In that case, you can use feed attractants or code blue doe estrous to attract and lure the deer to your corn. Here are some of the best deer feed attractants currently available in the market:
Placement of Corn and Feeder
When it comes to deer being attracted to your bait, the placement of your feed matters. As well as the feeder needs to be taken into consideration.
Deer are wary of feeding out in the open in broad daylight. If your feeder is placed in the general area of your hunting site, the deer might be reluctant to feed on your corn.
But that’s not the only thing here. Putting your corn in a pile can make the deer sense danger. The trick is to scatter the corn around the feeder or place them in a line to lure them to your feeder.
But what should be the placement of your feeder to make more and more deer visit your corn?
Deer feel more comfortable in shaded areas. So you can try hanging your feeder by a tree, in a shaded place surrounded by trees and plants.
That way, the deer will feel more secure and you will eventually find more deer feeding on your corn.
Change of Environment
Whenever there is a change in the environment, it takes time for deer to adjust to it.
For example, if the deer haven’t previously been fed on corn, then at first they’ll be wary of it and avoid it.

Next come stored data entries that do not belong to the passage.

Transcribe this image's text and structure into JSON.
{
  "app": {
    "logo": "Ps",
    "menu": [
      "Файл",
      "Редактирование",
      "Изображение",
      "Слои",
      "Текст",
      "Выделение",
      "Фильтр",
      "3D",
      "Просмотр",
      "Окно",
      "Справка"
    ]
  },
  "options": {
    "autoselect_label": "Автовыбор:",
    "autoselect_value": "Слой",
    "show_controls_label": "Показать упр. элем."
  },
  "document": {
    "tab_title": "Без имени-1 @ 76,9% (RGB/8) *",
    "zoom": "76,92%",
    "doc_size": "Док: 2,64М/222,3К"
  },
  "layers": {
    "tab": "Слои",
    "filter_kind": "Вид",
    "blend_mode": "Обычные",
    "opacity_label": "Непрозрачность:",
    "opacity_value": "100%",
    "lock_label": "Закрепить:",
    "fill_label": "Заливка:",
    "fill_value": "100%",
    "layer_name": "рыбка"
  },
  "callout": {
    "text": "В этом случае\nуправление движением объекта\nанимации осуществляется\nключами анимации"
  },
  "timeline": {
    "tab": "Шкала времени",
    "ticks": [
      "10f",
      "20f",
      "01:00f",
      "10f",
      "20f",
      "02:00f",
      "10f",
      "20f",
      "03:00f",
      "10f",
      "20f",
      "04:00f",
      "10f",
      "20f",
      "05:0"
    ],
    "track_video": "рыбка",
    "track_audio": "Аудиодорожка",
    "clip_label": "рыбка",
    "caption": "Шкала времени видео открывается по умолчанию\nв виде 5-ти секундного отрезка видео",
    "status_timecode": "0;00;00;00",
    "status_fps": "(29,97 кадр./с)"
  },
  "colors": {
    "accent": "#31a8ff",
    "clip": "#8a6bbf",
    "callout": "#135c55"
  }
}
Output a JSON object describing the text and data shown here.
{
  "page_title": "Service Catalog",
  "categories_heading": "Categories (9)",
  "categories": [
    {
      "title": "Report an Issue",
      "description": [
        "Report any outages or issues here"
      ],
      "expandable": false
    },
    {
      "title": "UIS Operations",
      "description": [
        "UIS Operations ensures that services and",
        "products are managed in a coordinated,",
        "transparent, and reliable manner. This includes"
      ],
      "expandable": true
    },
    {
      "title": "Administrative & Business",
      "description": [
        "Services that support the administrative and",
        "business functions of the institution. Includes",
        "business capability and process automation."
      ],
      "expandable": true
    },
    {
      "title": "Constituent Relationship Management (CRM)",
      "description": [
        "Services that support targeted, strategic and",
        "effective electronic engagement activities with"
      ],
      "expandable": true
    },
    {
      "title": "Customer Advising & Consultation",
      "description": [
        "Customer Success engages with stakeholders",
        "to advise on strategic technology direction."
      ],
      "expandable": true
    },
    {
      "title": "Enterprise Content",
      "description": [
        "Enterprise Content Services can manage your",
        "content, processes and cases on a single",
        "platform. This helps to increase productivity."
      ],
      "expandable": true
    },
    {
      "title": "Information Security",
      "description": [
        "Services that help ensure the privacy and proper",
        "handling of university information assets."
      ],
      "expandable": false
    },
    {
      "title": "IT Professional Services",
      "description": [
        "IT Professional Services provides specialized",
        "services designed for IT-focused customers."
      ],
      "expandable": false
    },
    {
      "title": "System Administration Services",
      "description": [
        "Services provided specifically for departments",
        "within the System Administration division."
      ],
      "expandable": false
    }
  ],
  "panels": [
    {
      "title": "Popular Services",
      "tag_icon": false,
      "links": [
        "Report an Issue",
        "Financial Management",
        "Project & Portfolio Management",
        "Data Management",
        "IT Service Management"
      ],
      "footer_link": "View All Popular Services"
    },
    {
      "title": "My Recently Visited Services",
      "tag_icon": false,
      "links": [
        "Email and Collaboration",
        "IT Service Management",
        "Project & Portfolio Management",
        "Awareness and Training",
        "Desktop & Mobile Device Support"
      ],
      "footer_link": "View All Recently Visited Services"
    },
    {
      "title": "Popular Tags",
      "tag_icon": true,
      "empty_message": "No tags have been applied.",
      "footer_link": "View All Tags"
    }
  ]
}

Again, if you’ve changed your feeder to a different one, the deer might not come close to it for a few days.
In such situations, you need to wait for a few days for the deer to adjust to the changes and feel comfortable. You can, however, make a sweet feed or use feed attractants to make the process quicker.
After some days you’ll find the deer coming around and feeding on your corn.
What do deer feed on during the winter?
During the winter, deer mostly feed on tree barks, shoots, flower buds, etc.
What do deer like to eat the most?
Deer love to eat hickory nuts, pecans, beechnut acorns, acorns, and fruits like apples, blackberries, persimmons, blueberries, etc.
Why don’t deer eat grass?
Although most ruminants depend on grass for survival, deer don’t eat grass. That’s because it’s harder for deer to digest grass and it’s quite low in crude protein.
We’re finally done with our discussion regarding deer not eating corn. We’ve kept our promise on explaining the issue in detail, haven’t we?
Hopefully, after reading this article, you’ll be able to figure out the reason behind deer avoiding your corn and apply the ways we’ve mentioned to fix the situation.